An approximation of the ATM options is given by

\[ V_C = V_P \approx \frac{1}{ \sqrt{2 \pi } } S \times \sigma \sqrt{ T}. \]

This can be derived from the Black Scholes formula (see below).

The straddle approximation formula is

\[ Y_{ATM} = V_C + V_P \approx \frac{4}{5} S \sigma \sqrt{T}. \ _\square\]

Note that the time scale of the time to expiry and volatility has to be the same. As such, different places may quote you a different formula, depending on whether they are using "trading-day volatility" or "calander-day volatility." For simplicity, I will use "trading-day volatility," where a 16% volatility implies a daily variance of 1%. In this case, we have the approximation

\[ Y_{ATM} \approx \frac{1}{2000} S \sigma \sqrt{t}, \]

where the time \(t \) is measured in terms of the number of trading days to expiry, and \( \sigma \) is volatility measured in %.

Note: I choose to use the number of trading days, as it is easier to say "30 trading days to expiration," compared to "0.118 trading years to expiration." Similarly, because volatility is often recorded as a percentage, it is easier to use that number directly. This explains why my constant is so small, compared to the oft-quoted 0.8.

What is the ATM straddle price for a stock that is trading at 30, with a trading day volatility of 16% and 9 days to expiry?

\[Y_ {ATM} \approx \frac{1}{2000} \times 30 \times 16 \times \sqrt{9} = 0.72. \ _\square\]

Vega

Differentiating with respect to volatility, we see that

\[ \nu_ Y = \frac{ \partial Y } { \partial \sigma} = \frac{ S \sqrt{t} } { 2000} . \]

In particular, the ATM vega is (pretty) constant as volatility increases.

The ATM vega is directly proportional to \( \sqrt{t} \). In particular, as it gets close to expiry, options have much less vega.

Theta

Differentiating with respect to time, we see that

\[ \theta_Y = \frac{ \partial Y } { \partial t } = \frac{ S \sigma} { 4000 \sqrt{t} }. \]

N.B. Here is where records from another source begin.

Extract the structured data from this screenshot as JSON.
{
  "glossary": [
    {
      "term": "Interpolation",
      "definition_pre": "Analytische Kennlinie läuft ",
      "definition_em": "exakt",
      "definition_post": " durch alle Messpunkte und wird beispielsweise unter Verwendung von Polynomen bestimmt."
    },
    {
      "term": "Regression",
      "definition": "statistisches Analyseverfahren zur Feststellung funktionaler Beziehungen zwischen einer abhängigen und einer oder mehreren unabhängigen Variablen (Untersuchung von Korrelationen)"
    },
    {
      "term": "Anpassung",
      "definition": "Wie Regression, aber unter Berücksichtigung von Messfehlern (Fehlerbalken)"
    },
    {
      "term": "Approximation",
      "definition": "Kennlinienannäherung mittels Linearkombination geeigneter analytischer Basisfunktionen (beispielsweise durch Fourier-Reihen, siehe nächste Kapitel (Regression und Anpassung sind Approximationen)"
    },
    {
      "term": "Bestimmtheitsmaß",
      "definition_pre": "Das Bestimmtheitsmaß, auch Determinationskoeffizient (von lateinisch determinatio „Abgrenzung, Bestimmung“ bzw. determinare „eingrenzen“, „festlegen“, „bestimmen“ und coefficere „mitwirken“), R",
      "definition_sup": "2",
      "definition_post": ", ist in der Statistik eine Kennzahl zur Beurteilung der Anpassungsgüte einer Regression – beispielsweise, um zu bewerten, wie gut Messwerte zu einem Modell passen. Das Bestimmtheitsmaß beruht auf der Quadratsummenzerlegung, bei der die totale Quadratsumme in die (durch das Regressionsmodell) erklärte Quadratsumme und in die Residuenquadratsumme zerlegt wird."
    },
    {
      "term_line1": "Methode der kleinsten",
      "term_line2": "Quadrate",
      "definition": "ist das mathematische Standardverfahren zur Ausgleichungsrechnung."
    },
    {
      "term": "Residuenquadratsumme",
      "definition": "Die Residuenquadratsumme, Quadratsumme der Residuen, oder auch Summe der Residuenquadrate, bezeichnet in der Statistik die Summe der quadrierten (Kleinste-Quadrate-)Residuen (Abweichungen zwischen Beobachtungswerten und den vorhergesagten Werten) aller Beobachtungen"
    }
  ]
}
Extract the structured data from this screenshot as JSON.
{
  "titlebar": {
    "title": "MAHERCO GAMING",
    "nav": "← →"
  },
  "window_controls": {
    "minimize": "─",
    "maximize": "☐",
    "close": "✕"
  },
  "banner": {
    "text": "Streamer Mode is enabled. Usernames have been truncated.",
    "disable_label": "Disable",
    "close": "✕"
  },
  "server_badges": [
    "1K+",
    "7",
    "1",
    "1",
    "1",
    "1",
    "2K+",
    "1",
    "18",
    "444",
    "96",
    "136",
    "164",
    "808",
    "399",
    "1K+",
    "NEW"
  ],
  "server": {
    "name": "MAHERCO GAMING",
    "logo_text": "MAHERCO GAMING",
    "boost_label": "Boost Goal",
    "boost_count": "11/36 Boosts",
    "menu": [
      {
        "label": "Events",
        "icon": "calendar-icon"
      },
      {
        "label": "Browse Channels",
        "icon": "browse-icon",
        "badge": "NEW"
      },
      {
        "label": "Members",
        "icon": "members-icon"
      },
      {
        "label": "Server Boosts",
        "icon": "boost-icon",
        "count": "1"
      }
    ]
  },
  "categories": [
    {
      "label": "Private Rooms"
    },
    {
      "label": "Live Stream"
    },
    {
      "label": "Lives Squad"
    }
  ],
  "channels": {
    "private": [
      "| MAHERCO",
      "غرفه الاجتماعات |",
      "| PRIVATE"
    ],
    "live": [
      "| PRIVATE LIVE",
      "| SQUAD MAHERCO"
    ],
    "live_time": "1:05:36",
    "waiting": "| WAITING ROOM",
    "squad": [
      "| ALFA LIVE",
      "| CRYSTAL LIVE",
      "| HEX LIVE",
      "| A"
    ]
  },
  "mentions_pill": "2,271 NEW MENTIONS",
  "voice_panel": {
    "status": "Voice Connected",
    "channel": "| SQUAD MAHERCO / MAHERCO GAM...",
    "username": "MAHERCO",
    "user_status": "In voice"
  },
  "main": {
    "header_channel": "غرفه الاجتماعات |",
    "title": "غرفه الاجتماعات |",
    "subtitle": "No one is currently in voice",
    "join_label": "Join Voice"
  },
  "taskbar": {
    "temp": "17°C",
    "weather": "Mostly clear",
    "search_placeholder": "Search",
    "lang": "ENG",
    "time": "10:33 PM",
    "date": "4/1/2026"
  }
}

Thus, \( \theta_ Y \propto \frac{1}{ \sqrt{t} } \), which explains why the theta of an option explodes as it gets closer to expiry.

Delta, Gamma

One might be tempted to differentiate the formula with respect to the stock price, to try and find the delta and the gamma of the options. However, note that the formula is for the price of the straddle when the underlying and the strike are both equal, and thus we are only given the prices when \( S = X \). However, what we really need is the price in terms of \(S\), that is independent of \(X\). As such, we are unable to take the partial derivatives, because we cannot separate out the effects. In particular, it is not true that

\[ \Delta_Y = \frac{ \partial Y} { \partial S} = \frac{ \sigma \sqrt{t} }{ 2000 }, \Gamma_ Y = \frac{ \partial^2 Y } { \partial S ^2 } = 0 . \]

From the Black Scholes formula, we get that

\[ C(S, t) = S \left[ N \left( \frac{1}{2} \sigma \sqrt{t} \right) - N \left( - \frac{1}{2} \sigma \sqrt{t} \right) \right]. \]

Using Taylor's formula for the normal distribution, for small value of \(x\) we have

\[ N(x) = N(0) + N'(0) x + \frac{ N''(0) }{2!} x^2 + O(x^3), \]

with \( N'(0) = \frac{1}{ \sqrt{2 \pi } } \). Substituting this into the formula of the call, we obtain

\[ C(S,t) \approx \left[ 2 \times \frac{1}{ \sqrt{2 \pi } } \times \left( \frac{1}{2} \sigma \sqrt{t}\right) \right] S \approx 0.4 S \sigma \sqrt{t}. \]

The price of the put is equal to the price of the call, and hence

\[ Y_{ATM} \approx 0.8 S \sigma \sqrt{t}. \]